To hell with them people, they don't have the right to discriminate such kind, that's a child who needs a life, instead of helping and reaching out they just exiled that poor kiddo. I am greatly angered by this manner. Karma is a very dangerous thing I wish could not happen to them. Sorry for the strong words .. But I am deeply hurt. Honestly, I like kids so I don't want them to be treated like that. Although I'm not that knowledgeable about Dual Diagnosis (which I read from an article in the web), I can imagine how painful it would be to be excommunicated for such lame reasons.

Dani said...

Jenny,

I am so sorry for what you are going through. I have been there and all I can say is do not$ give up. I have been battling doctor's and schools for the past 12 years and it took 10 of those years for the doctor's to diagnose my son; sort of. They told us that our son was a high functioning Autistic but because he lacked EVERY symptom or typical behavior, they did not give us the diagnosis so that we could seek help. I have a book called the out of sync child. It is a very informative book and if you are unable to purchase it, I would be happy to send it to you. Let me know and I will give you my e-mail address so that we can talk further. In short, my son was diagnosed with CMT, Sensory integration dysfunction as well as a nonverbal learning disability. Sensory integration dysfunction mimics many signs of Autism. It is basically where the sensory part of the brain is unable to process things correctly. My son for example has both an over stimulation of some senses and an under stimulation of others.

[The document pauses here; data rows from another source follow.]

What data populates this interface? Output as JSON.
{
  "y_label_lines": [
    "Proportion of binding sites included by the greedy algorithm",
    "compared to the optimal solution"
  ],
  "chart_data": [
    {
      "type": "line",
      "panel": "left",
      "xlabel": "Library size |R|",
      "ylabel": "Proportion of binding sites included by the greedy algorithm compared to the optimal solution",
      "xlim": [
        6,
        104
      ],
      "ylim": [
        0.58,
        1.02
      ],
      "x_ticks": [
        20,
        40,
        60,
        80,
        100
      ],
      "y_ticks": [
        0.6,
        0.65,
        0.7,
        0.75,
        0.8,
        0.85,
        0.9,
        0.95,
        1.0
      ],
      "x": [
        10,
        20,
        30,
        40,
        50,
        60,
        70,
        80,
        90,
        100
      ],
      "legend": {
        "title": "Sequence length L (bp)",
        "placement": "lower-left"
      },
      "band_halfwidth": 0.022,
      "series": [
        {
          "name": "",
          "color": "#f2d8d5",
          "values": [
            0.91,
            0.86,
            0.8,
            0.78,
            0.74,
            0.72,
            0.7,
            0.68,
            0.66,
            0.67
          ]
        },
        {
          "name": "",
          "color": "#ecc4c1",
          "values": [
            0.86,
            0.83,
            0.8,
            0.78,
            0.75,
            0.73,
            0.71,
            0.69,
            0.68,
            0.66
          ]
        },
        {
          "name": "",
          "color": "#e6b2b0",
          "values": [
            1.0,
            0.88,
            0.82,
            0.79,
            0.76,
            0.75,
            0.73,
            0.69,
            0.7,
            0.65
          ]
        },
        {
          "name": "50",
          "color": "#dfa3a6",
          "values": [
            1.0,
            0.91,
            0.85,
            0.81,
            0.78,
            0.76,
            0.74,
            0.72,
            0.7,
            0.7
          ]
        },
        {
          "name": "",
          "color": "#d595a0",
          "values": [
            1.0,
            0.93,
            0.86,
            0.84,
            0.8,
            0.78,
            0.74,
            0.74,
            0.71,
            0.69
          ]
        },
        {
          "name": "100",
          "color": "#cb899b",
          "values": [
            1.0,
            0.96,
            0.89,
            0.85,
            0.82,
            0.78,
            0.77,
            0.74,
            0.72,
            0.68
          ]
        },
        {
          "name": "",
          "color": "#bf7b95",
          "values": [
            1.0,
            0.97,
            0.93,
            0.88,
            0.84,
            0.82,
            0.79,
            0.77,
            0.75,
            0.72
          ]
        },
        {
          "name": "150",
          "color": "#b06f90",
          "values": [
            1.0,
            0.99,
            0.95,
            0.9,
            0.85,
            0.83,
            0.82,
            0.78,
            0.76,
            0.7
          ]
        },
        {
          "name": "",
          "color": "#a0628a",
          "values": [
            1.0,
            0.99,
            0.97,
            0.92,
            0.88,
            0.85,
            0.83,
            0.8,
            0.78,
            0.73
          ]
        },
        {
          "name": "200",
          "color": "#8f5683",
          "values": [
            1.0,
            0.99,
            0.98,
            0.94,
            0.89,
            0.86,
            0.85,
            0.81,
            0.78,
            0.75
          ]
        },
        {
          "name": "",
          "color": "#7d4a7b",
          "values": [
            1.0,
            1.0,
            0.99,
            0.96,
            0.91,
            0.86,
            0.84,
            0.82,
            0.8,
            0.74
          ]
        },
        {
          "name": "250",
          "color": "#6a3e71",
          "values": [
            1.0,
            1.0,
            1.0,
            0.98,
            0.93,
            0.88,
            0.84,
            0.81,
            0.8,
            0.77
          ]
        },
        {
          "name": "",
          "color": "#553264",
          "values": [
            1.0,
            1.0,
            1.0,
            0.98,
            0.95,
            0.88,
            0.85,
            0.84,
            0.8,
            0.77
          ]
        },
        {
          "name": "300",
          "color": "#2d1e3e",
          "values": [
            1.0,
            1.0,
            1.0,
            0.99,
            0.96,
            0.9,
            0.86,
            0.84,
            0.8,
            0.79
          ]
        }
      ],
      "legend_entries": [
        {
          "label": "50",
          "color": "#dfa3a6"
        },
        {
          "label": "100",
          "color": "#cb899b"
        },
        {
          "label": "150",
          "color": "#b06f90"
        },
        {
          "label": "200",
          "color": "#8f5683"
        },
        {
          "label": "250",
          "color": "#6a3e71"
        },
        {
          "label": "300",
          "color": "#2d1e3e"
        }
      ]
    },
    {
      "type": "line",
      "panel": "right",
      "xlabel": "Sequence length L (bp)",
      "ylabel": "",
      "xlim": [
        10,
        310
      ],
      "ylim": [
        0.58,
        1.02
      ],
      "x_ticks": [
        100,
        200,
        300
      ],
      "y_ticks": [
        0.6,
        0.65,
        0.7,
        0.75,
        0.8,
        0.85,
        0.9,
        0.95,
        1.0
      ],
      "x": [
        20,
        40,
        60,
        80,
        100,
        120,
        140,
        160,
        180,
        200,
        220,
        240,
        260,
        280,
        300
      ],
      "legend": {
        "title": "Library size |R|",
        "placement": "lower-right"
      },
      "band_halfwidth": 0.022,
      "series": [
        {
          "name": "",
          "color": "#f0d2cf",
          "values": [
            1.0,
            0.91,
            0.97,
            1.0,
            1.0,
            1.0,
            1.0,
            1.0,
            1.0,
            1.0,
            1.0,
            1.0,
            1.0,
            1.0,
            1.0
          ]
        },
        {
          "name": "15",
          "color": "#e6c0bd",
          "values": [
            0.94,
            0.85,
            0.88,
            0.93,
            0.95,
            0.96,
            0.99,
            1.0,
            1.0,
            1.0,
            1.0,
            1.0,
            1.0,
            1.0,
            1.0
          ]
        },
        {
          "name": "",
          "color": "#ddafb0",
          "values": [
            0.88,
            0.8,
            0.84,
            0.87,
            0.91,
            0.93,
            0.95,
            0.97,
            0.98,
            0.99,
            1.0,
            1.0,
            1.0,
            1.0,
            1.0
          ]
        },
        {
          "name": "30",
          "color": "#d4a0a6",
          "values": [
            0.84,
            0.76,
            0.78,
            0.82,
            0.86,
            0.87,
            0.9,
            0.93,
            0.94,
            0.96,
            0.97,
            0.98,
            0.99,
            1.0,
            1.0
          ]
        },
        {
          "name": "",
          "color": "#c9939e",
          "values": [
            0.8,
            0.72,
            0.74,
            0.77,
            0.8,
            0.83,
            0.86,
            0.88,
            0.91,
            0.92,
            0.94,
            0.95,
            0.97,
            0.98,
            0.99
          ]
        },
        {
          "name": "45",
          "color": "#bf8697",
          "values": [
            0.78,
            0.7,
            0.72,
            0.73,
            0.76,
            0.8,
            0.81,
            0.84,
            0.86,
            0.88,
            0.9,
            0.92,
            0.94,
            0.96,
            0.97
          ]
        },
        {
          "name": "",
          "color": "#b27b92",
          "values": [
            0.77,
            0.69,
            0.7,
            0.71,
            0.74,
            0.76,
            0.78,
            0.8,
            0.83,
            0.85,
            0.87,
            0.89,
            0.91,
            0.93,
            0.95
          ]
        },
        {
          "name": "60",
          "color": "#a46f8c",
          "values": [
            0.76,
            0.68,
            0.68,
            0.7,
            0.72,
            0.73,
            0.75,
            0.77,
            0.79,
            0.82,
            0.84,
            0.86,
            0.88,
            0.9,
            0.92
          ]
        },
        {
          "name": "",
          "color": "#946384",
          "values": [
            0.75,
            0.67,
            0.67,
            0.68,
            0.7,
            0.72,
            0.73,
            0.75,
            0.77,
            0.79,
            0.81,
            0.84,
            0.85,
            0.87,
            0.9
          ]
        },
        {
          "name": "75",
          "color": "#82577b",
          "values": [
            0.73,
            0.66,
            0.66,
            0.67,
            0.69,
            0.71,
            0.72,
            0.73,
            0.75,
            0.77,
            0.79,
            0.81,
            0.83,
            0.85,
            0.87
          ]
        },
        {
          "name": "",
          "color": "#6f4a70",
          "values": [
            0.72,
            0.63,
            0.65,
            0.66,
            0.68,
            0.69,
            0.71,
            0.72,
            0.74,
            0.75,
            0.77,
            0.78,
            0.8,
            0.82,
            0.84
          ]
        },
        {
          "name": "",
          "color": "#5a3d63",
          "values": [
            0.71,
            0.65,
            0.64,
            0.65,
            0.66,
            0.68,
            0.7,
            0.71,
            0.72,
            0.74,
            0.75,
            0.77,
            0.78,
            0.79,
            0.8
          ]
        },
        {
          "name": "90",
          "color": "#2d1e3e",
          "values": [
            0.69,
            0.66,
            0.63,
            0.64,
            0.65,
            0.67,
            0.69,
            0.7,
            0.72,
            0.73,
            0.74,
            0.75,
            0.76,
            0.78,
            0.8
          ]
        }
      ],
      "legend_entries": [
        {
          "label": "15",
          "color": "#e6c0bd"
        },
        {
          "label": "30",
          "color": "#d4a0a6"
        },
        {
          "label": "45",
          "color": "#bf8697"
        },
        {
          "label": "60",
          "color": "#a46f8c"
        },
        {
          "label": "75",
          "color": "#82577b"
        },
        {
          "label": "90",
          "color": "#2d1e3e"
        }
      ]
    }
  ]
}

I will use one example of how this affects my son. He will not sleep in his bed because he can feel every lump in the mattress, the sheets are too rough and the sound that the bed makes when he moves is too loud. Sensory integration dysfunction also affects his learning. My son has a nonverbal learning disability meaning that, in his head he understands, but is unable to get it out so it stays locked up inside him and he gets frustrated and gives up. I have since pulled my son out of school, quit my job, and began home schooling him. He has improved tremendously and now is more verbal, has made some friends, albeit they are much younger than him, but he is doing well. I don’t know if this has helped any but you might want to check out www.nldontheweb.com and let me know if you would like the book, I will send it to you.